Now the ticketing organisation Seat Pick has done some calculations and worked out the highest-earning AI names on Spotify. Coming out on top are Blow Records, which isn’t a label but an ‘artist’. It (which is presumably the correct pronoun to use here) amassed over 45 million streams in 2025, earning £123,176.09 for its creator.
Blow Records’ biggest hit is Predator de Perereca, which was a huge TikTok sensation and has 2,830,449 monthly Spotify listeners. To put that in some sort of perspective – that’s more than double the amount that wholesome Brightonian pop rappers Rizzle Kicks have, at 1,019,000.
In second place is Biscuit Beats, which – for the uninitiated – is best known for ‘hilarious’ country-style novelty songs; its creators have earned £67,891.16 from nearly 25 million Spotify streams.
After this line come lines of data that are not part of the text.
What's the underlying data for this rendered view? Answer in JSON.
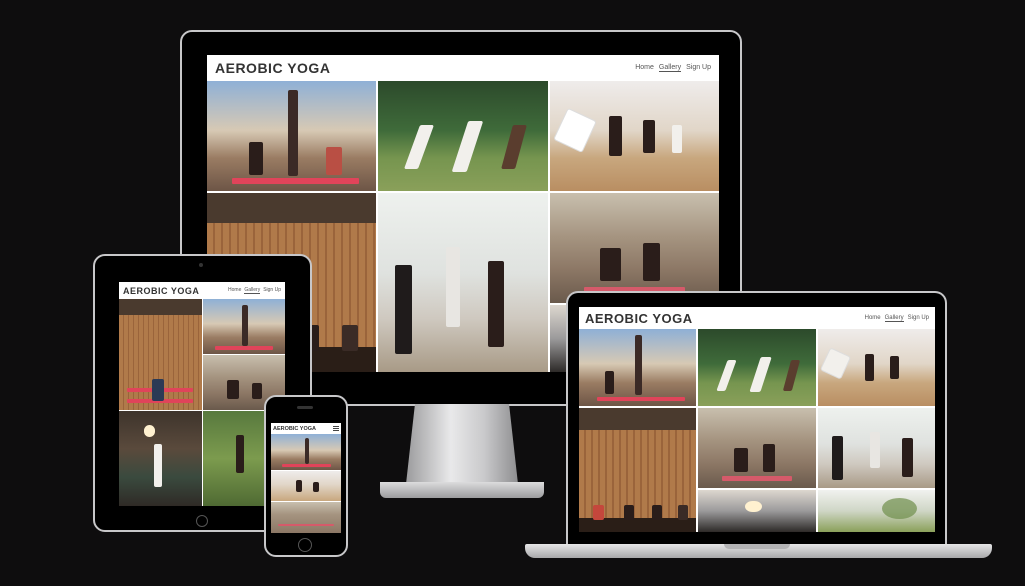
{
  "site": {
    "logo": "AEROBIC YOGA",
    "nav": [
      {
        "label": "Home",
        "active": false
      },
      {
        "label": "Gallery",
        "active": true
      },
      {
        "label": "Sign Up",
        "active": false
      }
    ],
    "menu_icon": "hamburger-menu-icon"
  },
  "colors": {
    "background": "#0e0d0e",
    "device_frame": "#000000",
    "device_silver": "#c9c9cb",
    "header_bg": "#ffffff",
    "mat_red": "#e0445a"
  },
  "gallery_photos": [
    {
      "id": "rooftop-class",
      "scene": "outdoor rooftop yoga class"
    },
    {
      "id": "park-class",
      "scene": "triangle pose in park"
    },
    {
      "id": "studio-downdog",
      "scene": "downward dog in studio"
    },
    {
      "id": "loft-class",
      "scene": "yoga in brick loft"
    },
    {
      "id": "wood-wall-class",
      "scene": "chair pose before wooden wall"
    },
    {
      "id": "bright-studio",
      "scene": "warrior pose in bright studio"
    },
    {
      "id": "home-yoga",
      "scene": "yoga at home"
    },
    {
      "id": "grass-yoga",
      "scene": "yoga on grass"
    }
  ]
}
Coming in third is Xania Monet, a 90s R&B-influenced ‘singer’ who has recently signed a multi-million dollar contract with Hallwood Media. Of all the names on the Seat Pick list, Monet has the biggest chance of converting online success into actually selling tangible music like CDs. So far, the Monet project has earned £50,021 from Spotify.
Next after Monet are a prosaically-named project called Beats by AI and our old friends Velvet Sundown. Despite being swiftly uncovered as an ‘art hoax’ earlier this year, the latter still have 268,000 monthly listeners. Rounding off the Top 10 are Bleeding Verse, the AI rock band that severely irked Cardiff band Holding Absence – one of the artists its been trained on – by having more Spotify listeners, as well as Aventhis, Nick Hustles, The Devil Inside and Obscurest Vinyl.
It should be noted that all of those ‘artists’ are now earning more money from streaming than the average working musician in the UK. Blow Records has accrued four times the average UK wage in just Spotify royalties.
What does this all mean? We’re still in an early stage of the AI revolution. It may be that in ten years’ time, people simply won’t care whether Xania Bonet is real or not, in the same way that Lana Del Rey’s fans are at ease with her essentially being a character played by Lizzy Grant.
It could be that this is a passing phase, in the same way cartoon bubblegum groups such as The Archies were in the late 1960s. Or this could be – to paraphrase Pulp – the way the future’s going to feel.